Special and Public Sessions: Lawrence Abu Hamdan (artist/UK), Francis Alÿs and Julien Devaux (artists-film makers/MX-BE), Claire Fontaine (artist/FR), Colectivo Cherani (artist collective/MX), Casa Gallina (organization/MX), Simon Gush (artist/ZA), David Goldberg (philosopher/ZA-US), Anthony Graves (artist/US), La Liga Tensa (artist collective/MX), Tercerunquinto (artist collective/MX) and Lucia Sanromán (curator/MX).

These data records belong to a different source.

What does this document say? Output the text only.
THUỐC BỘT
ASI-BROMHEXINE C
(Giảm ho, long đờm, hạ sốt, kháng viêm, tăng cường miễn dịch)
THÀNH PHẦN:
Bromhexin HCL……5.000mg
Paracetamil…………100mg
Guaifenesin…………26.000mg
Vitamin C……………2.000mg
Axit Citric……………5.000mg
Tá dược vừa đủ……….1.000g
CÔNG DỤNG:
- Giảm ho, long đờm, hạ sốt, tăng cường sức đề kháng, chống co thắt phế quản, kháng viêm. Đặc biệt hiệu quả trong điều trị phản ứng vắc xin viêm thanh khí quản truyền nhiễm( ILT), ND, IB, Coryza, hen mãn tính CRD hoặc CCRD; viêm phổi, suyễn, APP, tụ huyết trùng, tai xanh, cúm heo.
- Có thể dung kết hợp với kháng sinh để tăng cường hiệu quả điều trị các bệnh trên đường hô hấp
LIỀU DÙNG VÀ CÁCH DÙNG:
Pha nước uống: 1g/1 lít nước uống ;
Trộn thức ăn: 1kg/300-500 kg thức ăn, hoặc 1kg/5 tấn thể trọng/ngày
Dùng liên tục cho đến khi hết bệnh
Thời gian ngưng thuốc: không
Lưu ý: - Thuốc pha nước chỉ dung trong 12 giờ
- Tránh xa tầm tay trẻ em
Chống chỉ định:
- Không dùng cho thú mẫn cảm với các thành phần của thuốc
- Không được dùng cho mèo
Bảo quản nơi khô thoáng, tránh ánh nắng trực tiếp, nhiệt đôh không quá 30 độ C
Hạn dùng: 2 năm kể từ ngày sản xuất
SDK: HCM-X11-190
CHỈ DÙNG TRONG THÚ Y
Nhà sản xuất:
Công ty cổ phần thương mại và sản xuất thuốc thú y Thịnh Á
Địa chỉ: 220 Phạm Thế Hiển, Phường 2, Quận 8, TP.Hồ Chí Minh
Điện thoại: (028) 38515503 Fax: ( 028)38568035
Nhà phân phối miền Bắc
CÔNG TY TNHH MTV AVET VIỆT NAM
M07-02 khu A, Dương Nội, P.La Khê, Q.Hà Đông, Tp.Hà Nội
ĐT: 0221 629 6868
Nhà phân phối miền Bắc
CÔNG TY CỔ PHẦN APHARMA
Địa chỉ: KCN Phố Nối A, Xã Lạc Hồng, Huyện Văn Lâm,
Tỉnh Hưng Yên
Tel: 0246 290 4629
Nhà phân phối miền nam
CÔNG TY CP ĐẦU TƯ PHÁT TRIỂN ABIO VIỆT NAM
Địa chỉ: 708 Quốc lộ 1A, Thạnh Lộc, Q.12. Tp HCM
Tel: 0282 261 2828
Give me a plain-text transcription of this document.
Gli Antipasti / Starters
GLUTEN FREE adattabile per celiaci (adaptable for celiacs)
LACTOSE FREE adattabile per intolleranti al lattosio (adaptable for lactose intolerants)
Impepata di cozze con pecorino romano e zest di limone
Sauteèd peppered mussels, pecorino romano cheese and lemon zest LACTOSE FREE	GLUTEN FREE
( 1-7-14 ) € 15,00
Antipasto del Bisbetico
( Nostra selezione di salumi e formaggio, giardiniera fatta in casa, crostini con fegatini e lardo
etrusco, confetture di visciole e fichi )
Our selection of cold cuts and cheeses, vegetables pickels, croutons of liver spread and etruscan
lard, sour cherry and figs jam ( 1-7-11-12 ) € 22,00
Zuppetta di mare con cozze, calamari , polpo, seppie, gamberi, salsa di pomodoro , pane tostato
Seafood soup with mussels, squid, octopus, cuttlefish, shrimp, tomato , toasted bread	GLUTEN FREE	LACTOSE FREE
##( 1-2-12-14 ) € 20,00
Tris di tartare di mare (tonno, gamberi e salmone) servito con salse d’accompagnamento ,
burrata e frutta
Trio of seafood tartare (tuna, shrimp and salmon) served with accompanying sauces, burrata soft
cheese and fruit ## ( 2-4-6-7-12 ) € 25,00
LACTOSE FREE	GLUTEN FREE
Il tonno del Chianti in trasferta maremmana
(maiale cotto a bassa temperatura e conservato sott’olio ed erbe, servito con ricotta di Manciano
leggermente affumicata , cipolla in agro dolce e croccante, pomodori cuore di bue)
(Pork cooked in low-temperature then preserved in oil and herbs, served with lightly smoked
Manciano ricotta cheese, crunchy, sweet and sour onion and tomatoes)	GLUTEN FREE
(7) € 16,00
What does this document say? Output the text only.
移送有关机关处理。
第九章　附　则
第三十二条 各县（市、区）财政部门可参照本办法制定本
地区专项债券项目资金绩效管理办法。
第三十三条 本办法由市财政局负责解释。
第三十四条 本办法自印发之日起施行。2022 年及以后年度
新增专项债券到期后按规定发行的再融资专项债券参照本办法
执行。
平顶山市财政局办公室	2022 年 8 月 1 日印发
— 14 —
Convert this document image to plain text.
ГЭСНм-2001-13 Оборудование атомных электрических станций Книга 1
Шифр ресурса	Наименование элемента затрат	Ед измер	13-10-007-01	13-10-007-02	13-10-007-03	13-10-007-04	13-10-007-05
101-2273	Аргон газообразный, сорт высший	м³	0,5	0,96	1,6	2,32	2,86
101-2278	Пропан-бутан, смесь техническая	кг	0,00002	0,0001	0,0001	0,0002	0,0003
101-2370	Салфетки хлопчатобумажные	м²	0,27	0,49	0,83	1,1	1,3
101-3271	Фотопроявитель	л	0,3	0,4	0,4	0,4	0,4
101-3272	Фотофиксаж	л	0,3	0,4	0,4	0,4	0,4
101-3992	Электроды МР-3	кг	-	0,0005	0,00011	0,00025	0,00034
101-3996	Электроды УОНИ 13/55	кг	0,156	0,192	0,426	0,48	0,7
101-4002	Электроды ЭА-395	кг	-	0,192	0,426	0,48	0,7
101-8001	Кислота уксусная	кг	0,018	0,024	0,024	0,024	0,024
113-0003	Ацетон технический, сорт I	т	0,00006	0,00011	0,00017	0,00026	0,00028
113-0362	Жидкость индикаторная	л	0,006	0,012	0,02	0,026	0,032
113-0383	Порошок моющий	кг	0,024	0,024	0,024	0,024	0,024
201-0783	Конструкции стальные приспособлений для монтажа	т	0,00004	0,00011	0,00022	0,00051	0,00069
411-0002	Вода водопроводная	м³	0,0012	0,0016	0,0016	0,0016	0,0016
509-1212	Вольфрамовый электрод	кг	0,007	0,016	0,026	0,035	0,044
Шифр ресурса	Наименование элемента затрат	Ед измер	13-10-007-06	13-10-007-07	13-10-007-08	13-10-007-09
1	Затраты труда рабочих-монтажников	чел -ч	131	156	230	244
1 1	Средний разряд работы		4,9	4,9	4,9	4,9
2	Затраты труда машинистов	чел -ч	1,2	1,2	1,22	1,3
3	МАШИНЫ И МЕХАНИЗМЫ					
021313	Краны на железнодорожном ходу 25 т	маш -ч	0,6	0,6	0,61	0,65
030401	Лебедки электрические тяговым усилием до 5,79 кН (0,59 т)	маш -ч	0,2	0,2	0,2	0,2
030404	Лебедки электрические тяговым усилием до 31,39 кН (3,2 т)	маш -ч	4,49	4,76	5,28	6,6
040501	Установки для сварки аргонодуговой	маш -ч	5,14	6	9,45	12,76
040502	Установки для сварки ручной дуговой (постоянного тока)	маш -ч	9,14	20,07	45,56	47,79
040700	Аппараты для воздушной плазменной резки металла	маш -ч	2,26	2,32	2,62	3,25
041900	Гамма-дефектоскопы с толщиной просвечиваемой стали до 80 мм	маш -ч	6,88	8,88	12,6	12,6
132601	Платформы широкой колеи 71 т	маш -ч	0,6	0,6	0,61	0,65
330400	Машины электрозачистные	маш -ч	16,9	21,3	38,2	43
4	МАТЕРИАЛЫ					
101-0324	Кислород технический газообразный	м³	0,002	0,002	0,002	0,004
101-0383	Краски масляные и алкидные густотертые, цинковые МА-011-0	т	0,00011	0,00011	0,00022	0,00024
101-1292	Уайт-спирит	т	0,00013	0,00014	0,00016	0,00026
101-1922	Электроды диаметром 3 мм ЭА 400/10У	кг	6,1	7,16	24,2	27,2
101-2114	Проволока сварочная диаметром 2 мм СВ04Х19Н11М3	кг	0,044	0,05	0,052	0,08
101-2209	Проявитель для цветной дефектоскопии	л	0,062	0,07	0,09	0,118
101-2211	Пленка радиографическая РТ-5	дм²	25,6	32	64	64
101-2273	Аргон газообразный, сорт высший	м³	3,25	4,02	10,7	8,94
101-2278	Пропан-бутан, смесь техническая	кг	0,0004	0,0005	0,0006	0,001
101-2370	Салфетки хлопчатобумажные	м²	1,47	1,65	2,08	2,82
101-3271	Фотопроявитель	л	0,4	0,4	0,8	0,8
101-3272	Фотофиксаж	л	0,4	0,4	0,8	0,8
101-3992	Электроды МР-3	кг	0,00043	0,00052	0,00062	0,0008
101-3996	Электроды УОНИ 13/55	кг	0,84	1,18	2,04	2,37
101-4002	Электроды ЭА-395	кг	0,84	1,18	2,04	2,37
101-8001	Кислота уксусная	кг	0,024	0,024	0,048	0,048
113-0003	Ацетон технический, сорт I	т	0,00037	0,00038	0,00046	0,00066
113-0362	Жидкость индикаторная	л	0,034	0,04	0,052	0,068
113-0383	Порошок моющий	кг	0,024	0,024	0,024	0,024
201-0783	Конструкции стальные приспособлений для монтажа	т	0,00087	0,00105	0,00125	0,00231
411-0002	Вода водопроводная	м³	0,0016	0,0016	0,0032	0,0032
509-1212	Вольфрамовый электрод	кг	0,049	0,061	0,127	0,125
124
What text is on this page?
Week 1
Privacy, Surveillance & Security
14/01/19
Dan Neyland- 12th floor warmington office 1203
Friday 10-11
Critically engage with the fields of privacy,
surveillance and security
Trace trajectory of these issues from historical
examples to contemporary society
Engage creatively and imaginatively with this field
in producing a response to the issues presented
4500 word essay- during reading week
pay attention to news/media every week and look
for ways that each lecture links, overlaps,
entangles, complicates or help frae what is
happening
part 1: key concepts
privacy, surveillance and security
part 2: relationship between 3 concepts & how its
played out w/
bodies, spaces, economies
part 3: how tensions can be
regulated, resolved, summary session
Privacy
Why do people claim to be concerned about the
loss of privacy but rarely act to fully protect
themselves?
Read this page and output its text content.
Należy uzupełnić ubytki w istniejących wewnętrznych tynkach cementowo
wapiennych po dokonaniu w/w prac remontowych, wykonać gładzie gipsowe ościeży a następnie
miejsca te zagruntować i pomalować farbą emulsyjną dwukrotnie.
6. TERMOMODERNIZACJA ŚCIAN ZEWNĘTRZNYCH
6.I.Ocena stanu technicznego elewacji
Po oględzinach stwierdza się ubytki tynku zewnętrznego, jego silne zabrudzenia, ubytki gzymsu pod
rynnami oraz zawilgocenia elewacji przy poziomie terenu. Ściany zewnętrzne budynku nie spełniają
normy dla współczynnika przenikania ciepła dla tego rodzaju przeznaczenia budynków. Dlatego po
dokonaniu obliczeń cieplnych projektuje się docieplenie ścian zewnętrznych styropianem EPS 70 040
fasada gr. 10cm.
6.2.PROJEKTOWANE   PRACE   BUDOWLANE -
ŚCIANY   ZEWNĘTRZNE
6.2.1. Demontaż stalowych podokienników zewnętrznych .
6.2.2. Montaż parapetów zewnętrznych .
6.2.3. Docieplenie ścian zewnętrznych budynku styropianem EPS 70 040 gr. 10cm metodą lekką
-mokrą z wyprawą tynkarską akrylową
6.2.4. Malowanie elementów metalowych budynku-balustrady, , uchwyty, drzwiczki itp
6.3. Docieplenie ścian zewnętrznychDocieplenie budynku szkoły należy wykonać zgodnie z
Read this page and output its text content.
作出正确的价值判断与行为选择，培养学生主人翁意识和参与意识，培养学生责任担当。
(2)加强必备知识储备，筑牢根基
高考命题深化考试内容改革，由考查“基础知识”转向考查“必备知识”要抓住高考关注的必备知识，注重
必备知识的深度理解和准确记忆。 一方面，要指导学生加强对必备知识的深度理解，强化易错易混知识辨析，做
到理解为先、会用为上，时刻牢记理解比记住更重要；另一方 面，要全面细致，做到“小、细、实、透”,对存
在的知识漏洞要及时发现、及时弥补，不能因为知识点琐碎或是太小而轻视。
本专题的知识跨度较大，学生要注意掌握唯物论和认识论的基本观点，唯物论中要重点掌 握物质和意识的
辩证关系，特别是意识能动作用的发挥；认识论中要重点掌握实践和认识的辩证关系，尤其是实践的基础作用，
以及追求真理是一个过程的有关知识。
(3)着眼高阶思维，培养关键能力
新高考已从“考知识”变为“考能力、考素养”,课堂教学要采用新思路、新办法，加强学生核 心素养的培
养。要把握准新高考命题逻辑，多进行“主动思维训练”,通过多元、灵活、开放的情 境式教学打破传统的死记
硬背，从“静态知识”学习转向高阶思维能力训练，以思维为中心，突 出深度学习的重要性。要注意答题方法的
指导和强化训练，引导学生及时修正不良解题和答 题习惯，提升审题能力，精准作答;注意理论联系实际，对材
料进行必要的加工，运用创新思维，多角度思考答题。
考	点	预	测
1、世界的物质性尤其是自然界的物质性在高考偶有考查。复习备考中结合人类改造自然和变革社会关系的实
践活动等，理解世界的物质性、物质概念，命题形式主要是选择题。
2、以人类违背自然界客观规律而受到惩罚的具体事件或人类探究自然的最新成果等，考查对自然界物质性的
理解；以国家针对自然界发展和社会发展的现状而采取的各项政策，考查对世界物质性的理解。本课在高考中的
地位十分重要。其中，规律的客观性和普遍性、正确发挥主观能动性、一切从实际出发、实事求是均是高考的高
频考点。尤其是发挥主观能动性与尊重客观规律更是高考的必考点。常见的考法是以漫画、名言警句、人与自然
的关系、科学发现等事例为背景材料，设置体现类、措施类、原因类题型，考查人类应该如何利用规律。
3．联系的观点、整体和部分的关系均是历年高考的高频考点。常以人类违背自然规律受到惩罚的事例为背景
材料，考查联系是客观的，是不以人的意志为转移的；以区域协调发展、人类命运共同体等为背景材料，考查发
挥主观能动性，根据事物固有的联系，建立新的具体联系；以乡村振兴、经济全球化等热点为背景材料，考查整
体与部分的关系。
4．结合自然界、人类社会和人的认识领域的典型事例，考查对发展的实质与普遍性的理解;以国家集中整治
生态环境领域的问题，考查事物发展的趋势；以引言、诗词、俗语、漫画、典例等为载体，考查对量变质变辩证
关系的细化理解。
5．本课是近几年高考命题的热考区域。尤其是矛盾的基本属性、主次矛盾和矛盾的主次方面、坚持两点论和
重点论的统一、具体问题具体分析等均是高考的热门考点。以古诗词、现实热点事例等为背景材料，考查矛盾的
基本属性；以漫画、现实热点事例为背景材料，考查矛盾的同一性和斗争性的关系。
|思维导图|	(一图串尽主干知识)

Site visits: Museo Nacional de Antropología e Historia (Eduardo Abaroa, artist/MX), Biquini Wax EPS (artist collective/MX), Calpulli Tecalco (Fernando Palma/artist/MX), Cráter Invertido (artist cooperative/MX), La Casa del Ahuizote (Diego Flores Magón/MX), Murales de la Secretaría de Educación Pública (Luis Vargas/art historian/MX), Obrera Centro (Mauro Giaconi and Marcos Castro/artists AR-MX), Ruta de Antimonumentos (Cristina Hijar, activist/MX), Tlatelolco (Teatro Ojo, artist collective/MX) and most relevant museums and independent spaces in Mexico City.

 

Mentors: Virginia Collwell (artist/US-MX), Fabiola Iza (curator/MX), Enrique Ježik (artist/MX-AR), Alejandra Labastida (curator/MX) and Lucía Sanromán (curator/MX).

 

Individual critiques: Eduardo Abaroa (artist/MX), Ricardo Alzati (artist/MX), Tania Candiani (artist/MX), Giacomo Castagnola (artist/PE), Marcos Castro (artist/MX), Tatiana Cuevas (curator/MX), Mariana David (curator/MX), Irving Domínguez (curator/MX), Diego Flores Magón (curator/MX), Julio García-Murillo (curator/MX), Magnolia de la Garza (curator/MX), Mauro Giaconi (artist/AR), Nate Harrison (artist-writer/US), Edgar Hernández (writer/MX), Catalina Lozano (curator/CO), Yoshua Okón (artist/MX), Josefa Ortega (curator/MX), Barbara Perea (curator/MX), Aldo Sánchez (curator/MX), Luis Vargas (art historian/MX) and Felipe Zúñiga (curator/MX).